Village Information

The Parish of Milland

The broad, open but secluded sweep of the Milland Valley is set in an area of outstanding natural beauty, an arm of the Sussex Weald in the north-western corner of the county on its borders with Hampshire. The Valley is sheltered from the north by the woodland hangers of Milland Hill and bounded on the east by Iron Hill, to the south by the line of Telegraph Hill, Titty Hill and Stubb Hill and to the south west by the hills around Borden Wood. There are strikingly beautiful approaches to the area from these hills and also through Harting Combe which, though several miles north of the downland Harting villages, was once linked with them as a hunting outpost of the old Uppark estate.

Most of the Valley is within the civil parish of Milland, which in its entirety encompasses an area of more than 9 square miles, including most of the 250-acre Chapel Common on the northern side of the old London/Portsmouth Road above Milland Hill. The population of the parish is a little more than a thousand people which gives a density of one person to every six acres of land.
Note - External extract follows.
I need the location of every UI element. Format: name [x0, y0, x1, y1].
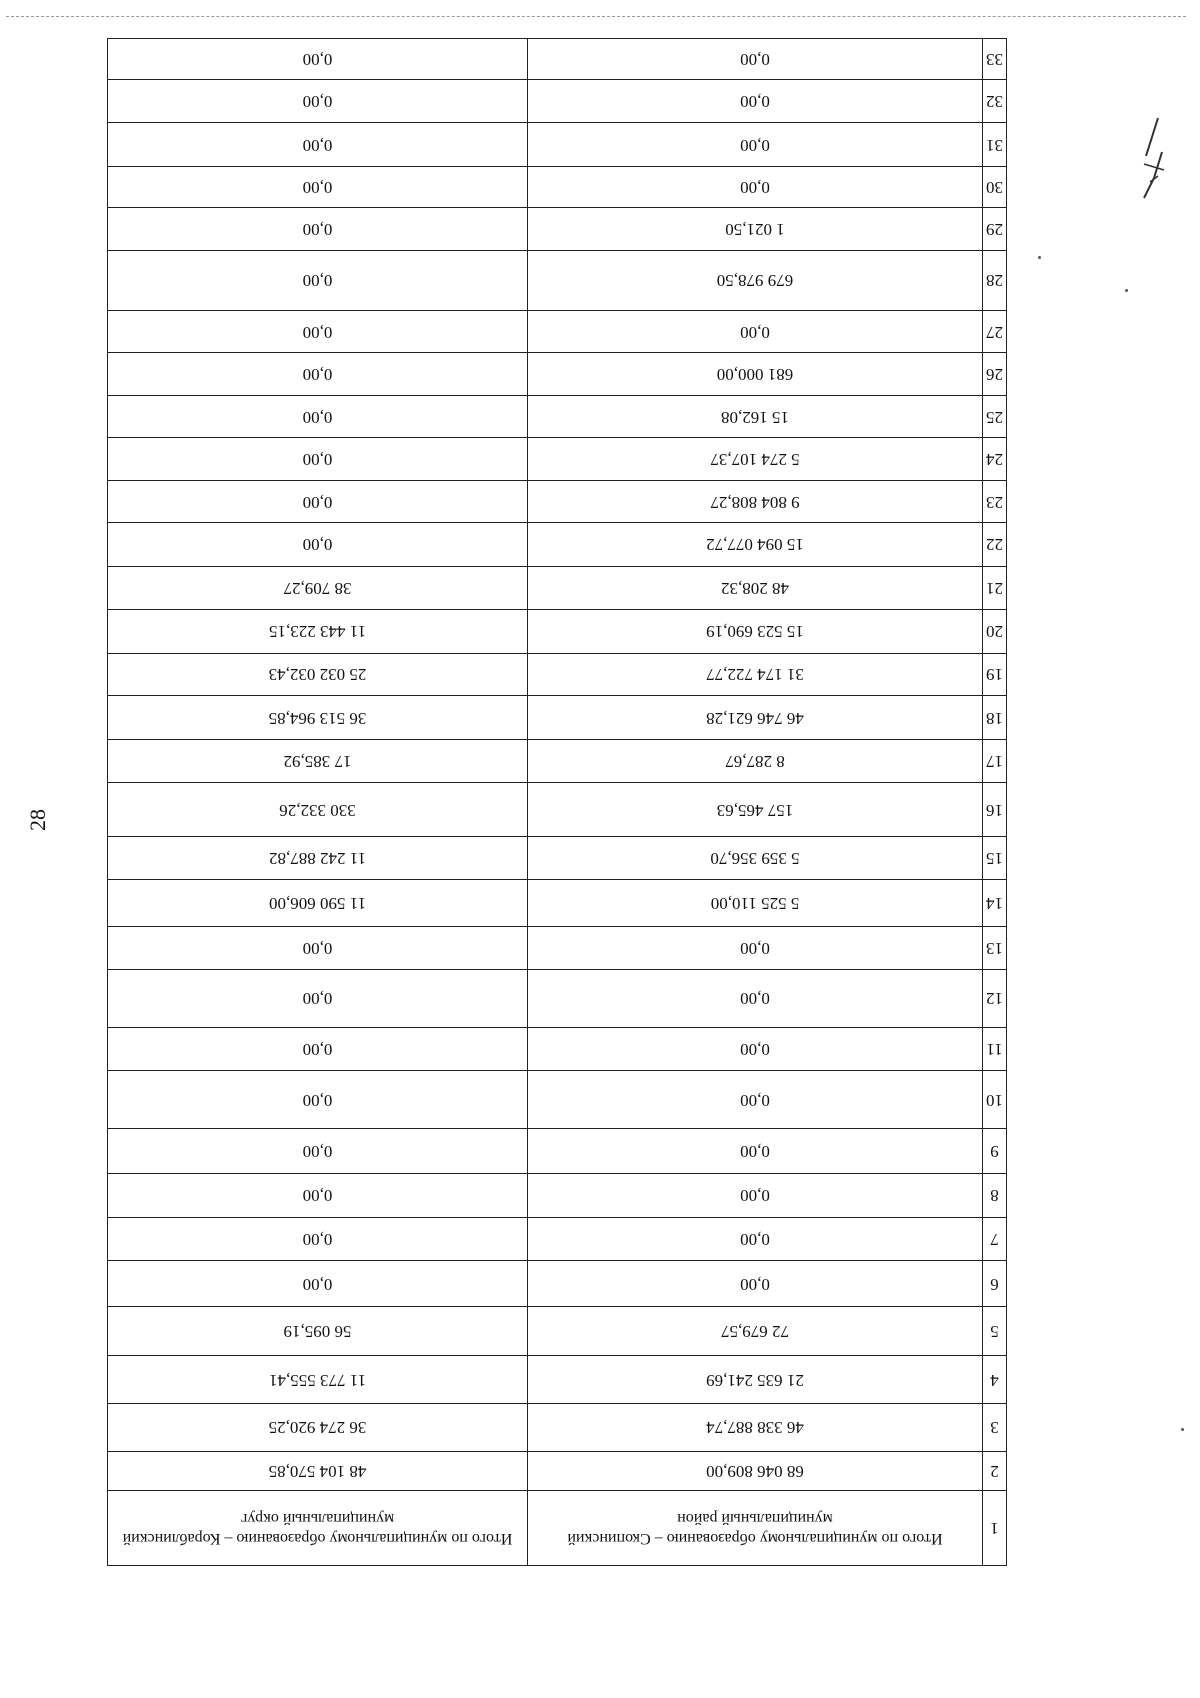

In terms of land area, it is one of the largest rural parishes in the Chichester District.

The parish incudes several widely scattered hamlets and farms and it takes in the luxuries of Forest Mere Hydro and Liphook Golf Club to the north, the pleasant colony of Wheatsheaf Enclosure to the north east, the tine and delightful “village” of Boden Wood to the south west, the striking skyline of Dunner Hill to the south east and the farms of Great Trippetts and New Barn to the west and Northend and Slathurst to the east.

Old Milland was up on the north hill towards the B2070 old London/Portsmouth Road but the village centre is now down in the Valley in what used to be known as Milland Marsh, at the crossroads where the Roman road from Iping to the hangers of Maysleith and hatch meets the lane which runs the length of the Valley from Harting Combe to Northend Farm and on towards Fernhurst.